Desânimo para consumir
GUSTAVO CERBASI
FOLHA DE SÃO PAULO - 11/04/11
O governo não está apenas pedindo para os brasileiros moderarem o consumo; ele está mandando!
VIVEMOS TEMPOS amargos para quem está acostumando a desfrutar do crédito.
No final de 2010, as regras para financiamentos de automóveis mudaram, impondo prazos menores, entradas maiores e, consequentemente, encarecimento do crédito. Resultado: desestímulo à compra de veículos.
Para muitos, isso traduziu-se na necessidade de adiar a compra ou troca do carro, ou, então, na escolha por modelo mais modesto.

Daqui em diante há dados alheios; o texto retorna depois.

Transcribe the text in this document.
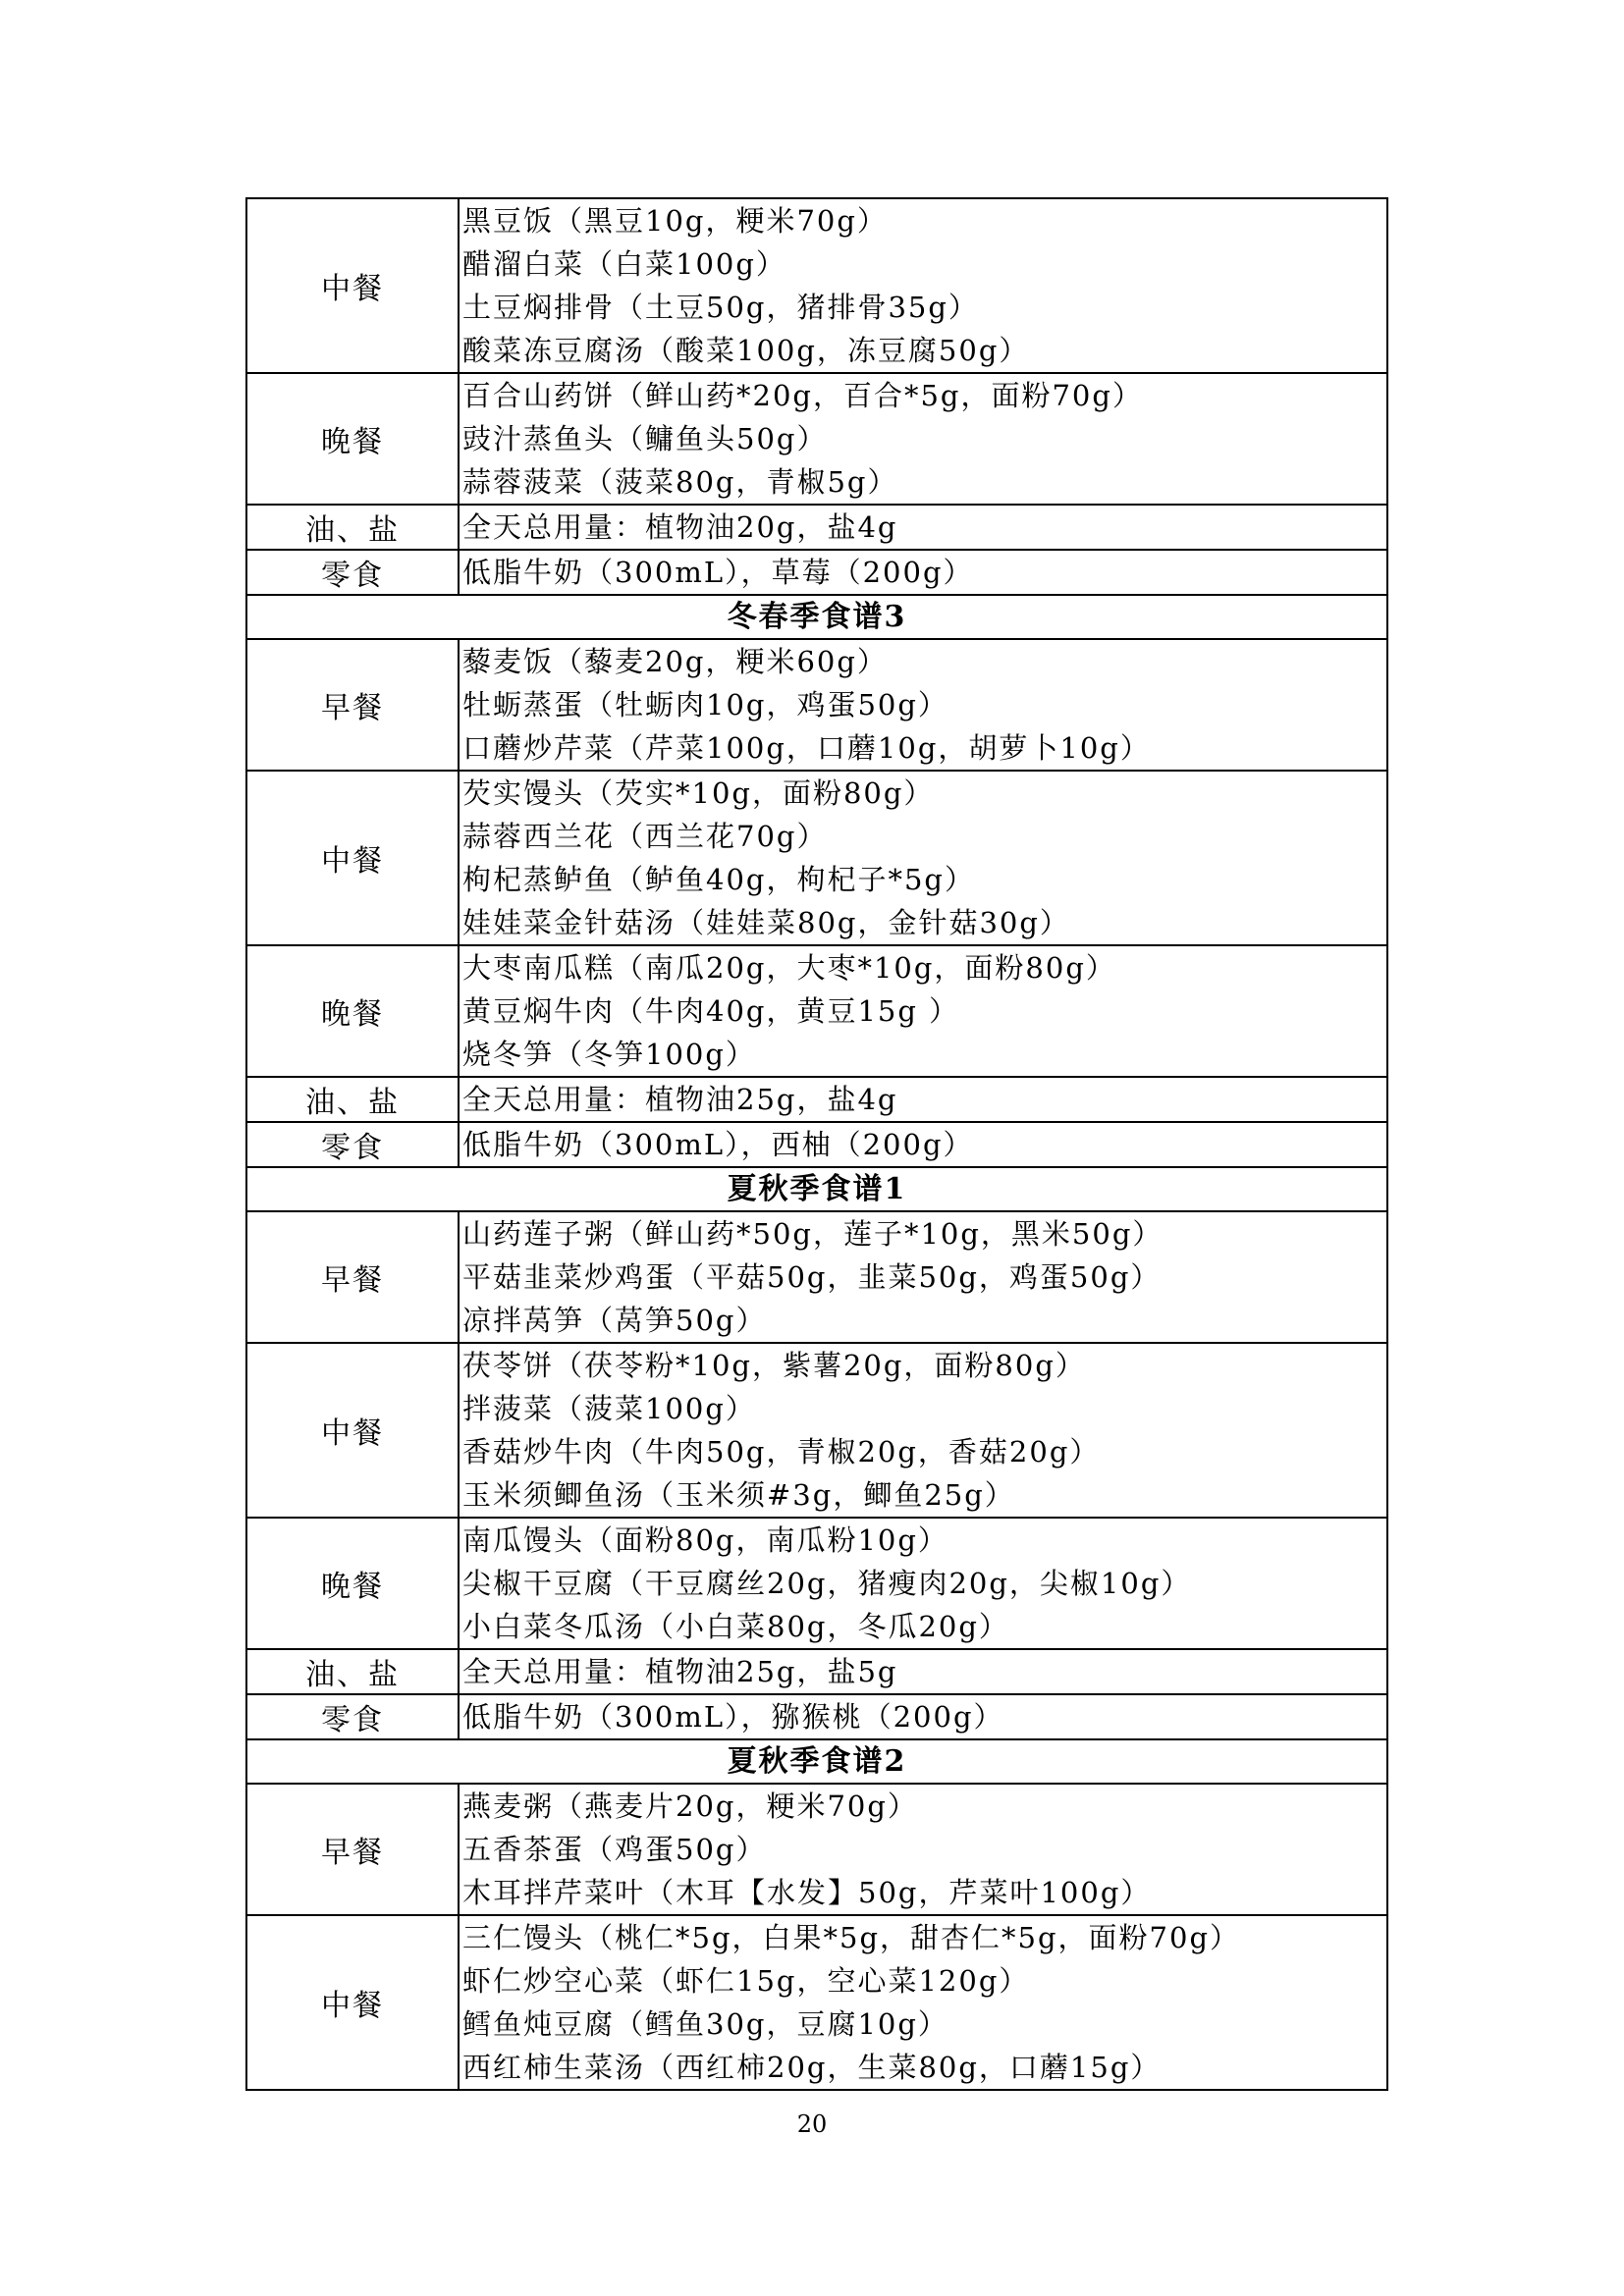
中餐	黑豆饭（黑豆10g，粳米70g）
醋溜白菜（白菜100g）
土豆焖排骨（土豆50g，猪排骨35g）
酸菜冻豆腐汤（酸菜100g，冻豆腐50g）

晚餐	百合山药饼（鲜山药*20g，百合*5g，面粉70g）
豉汁蒸鱼头（鳙鱼头50g）
蒜蓉菠菜（菠菜80g，青椒5g）

油、盐	全天总用量：植物油20g，盐4g

零食	低脂牛奶（300mL），草莓（200g）

冬春季食谱3	
早餐	藜麦饭（藜麦20g，粳米60g）
牡蛎蒸蛋（牡蛎肉10g，鸡蛋50g）
口蘑炒芹菜（芹菜100g，口蘑10g，胡萝卜10g）

中餐	芡实馒头（芡实*10g，面粉80g）
蒜蓉西兰花（西兰花70g）
枸杞蒸鲈鱼（鲈鱼40g，枸杞子*5g）
娃娃菜金针菇汤（娃娃菜80g，金针菇30g）

晚餐	大枣南瓜糕（南瓜20g，大枣*10g，面粉80g）
黄豆焖牛肉（牛肉40g，黄豆15g ）
烧冬笋（冬笋100g）

油、盐	全天总用量：植物油25g，盐4g

零食	低脂牛奶（300mL），西柚（200g）

夏秋季食谱1	
早餐	山药莲子粥（鲜山药*50g，莲子*10g，黑米50g）
平菇韭菜炒鸡蛋（平菇50g，韭菜50g，鸡蛋50g）
凉拌莴笋（莴笋50g）

中餐	茯苓饼（茯苓粉*10g，紫薯20g，面粉80g）
拌菠菜（菠菜100g）
香菇炒牛肉（牛肉50g，青椒20g，香菇20g）
玉米须鲫鱼汤（玉米须#3g，鲫鱼25g）

晚餐	南瓜馒头（面粉80g，南瓜粉10g）
尖椒干豆腐（干豆腐丝20g，猪瘦肉20g，尖椒10g）
小白菜冬瓜汤（小白菜80g，冬瓜20g）

油、盐	全天总用量：植物油25g，盐5g

零食	低脂牛奶（300mL），猕猴桃（200g）

夏秋季食谱2	
早餐	燕麦粥（燕麦片20g，粳米70g）
五香茶蛋（鸡蛋50g）
木耳拌芹菜叶（木耳【水发】50g，芹菜叶100g）

中餐	三仁馒头（桃仁*5g，白果*5g，甜杏仁*5g，面粉70g）
虾仁炒空心菜（虾仁15g，空心菜120g）
鳕鱼炖豆腐（鳕鱼30g，豆腐10g）
西红柿生菜汤（西红柿20g，生菜80g，口蘑15g）
20
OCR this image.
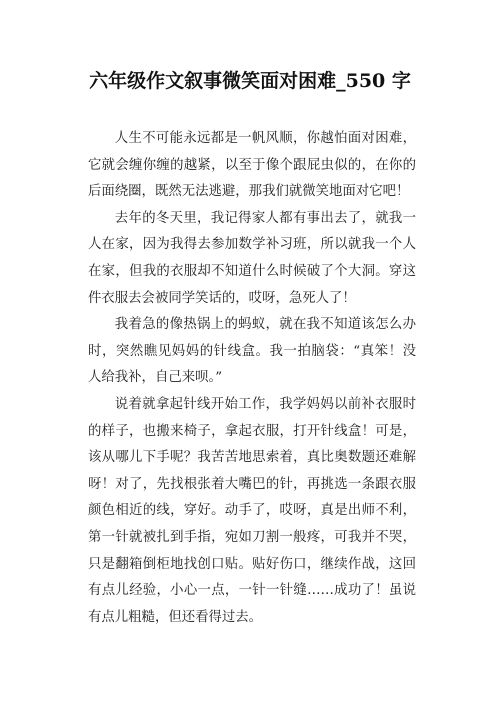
六年级作文叙事微笑面对困难_550 字

人生不可能永远都是一帆风顺，你越怕面对困难，它就会缠你缠的越紧，以至于像个跟屁虫似的，在你的后面绕圈，既然无法逃避，那我们就微笑地面对它吧！

去年的冬天里，我记得家人都有事出去了，就我一人在家，因为我得去参加数学补习班，所以就我一个人在家，但我的衣服却不知道什么时候破了个大洞。穿这件衣服去会被同学笑话的，哎呀，急死人了！

我着急的像热锅上的蚂蚁，就在我不知道该怎么办时，突然瞧见妈妈的针线盒。我一拍脑袋：“真笨！没人给我补，自己来呗。”

说着就拿起针线开始工作，我学妈妈以前补衣服时的样子，也搬来椅子，拿起衣服，打开针线盒！可是，该从哪儿下手呢？我苦苦地思索着，真比奥数题还难解呀！对了，先找根张着大嘴巴的针，再挑选一条跟衣服颜色相近的线，穿好。动手了，哎呀，真是出师不利，第一针就被扎到手指，宛如刀割一般疼，可我并不哭，只是翻箱倒柜地找创口贴。贴好伤口，继续作战，这回有点儿经验，小心一点，一针一针缝……成功了！虽说有点儿粗糙，但还看得过去。
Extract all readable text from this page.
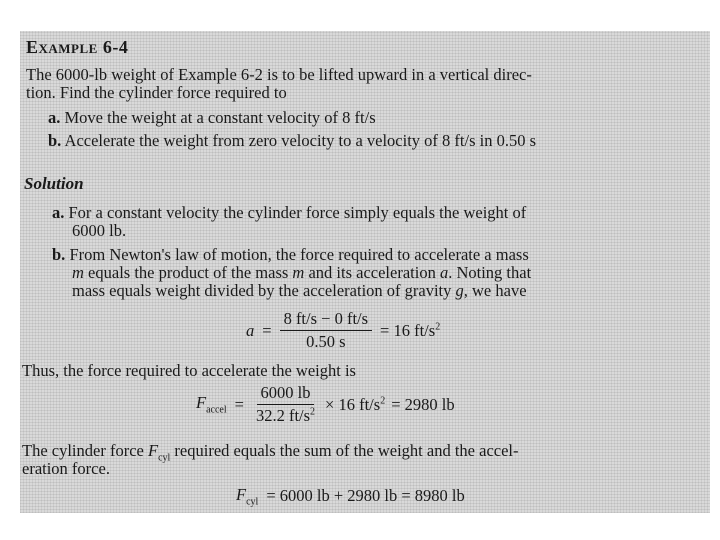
Example 6-4
The 6000-lb weight of Example 6-2 is to be lifted upward in a vertical direc-
tion. Find the cylinder force required to
a. Move the weight at a constant velocity of 8 ft/s
b. Accelerate the weight from zero velocity to a velocity of 8 ft/s in 0.50 s
Solution
a. For a constant velocity the cylinder force simply equals the weight of
6000 lb.
b. From Newton's law of motion, the force required to accelerate a mass
m equals the product of the mass m and its acceleration a. Noting that
mass equals weight divided by the acceleration of gravity g, we have
$a = \frac{8 ft/s - 0 ft/s}{0.50 s} = 16$ $ft/s^2$
Thus, the force required to accelerate the weight is
$F_{accel} = \frac{6000 lb}{32.2 ft/s^2} \times 16$ $ft/s^2 = 2980$ lb
The cylinder force $F_{cyl}$ required equals the sum of the weight and the accel-
eration force.
$F_{cyl} = 6000$ lb + 2980 lb = 8980 lb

O grande aumento no preço dos imóveis e nos índices de inflação da construção indicam que também o estímulo ao financiamento da casa própria deve ser cada vez menor.
Dentro da anunciada política de austeridade fiscal e de combate à alta da inflação no atual governo, tivemos também a elevação da taxa Selic, puxando para cima os preços de todas as modalidades de crédito, desde o financiamento de imóveis até o rotativo do cartão de crédito.
Ruim para quem recorre ao crédito por falta de planejamento, desanimador para quem aluga dinheiro, mesmo conscientemente.
Não bastasse a inflação generalizada no sistema financeiro, temos agora o tsunami de dólares batendo nas fronteiras brasileiras e obrigando o Banco Central e o Ministério da Fazenda a adotarem medidas enérgicas e emergenciais de contenção do câmbio. Ai de quem quiser tirar proveito do dólar baixo! Dá-lhe impostão para todo lado!
O aumento do IOF (Imposto sobre Operações Financeiras) nos empréstimos tomados no exterior e a quase triplicação da alíquota para compras em dólar no cartão de crédito não chegam a tornar essas operações desvantajosas, mas diminuem sensivelmente as vantagens.
Aliás, fala mais alto aqui o desespero arrecadatório: se os produtos e serviços brasileiros não ganham volume devido à alta tributação, a solução inteligente seria reduzir as alíquotas de impostos e não tributar os mecanismos de aproveitamento do desequilíbrio.
As várias experiências estaduais de estímulo à solicitação de nota fiscal mostram que quando todos pagam, o imposto diminui -nem que a redução seja na forma de troco, como na Nota Fiscal Paulista.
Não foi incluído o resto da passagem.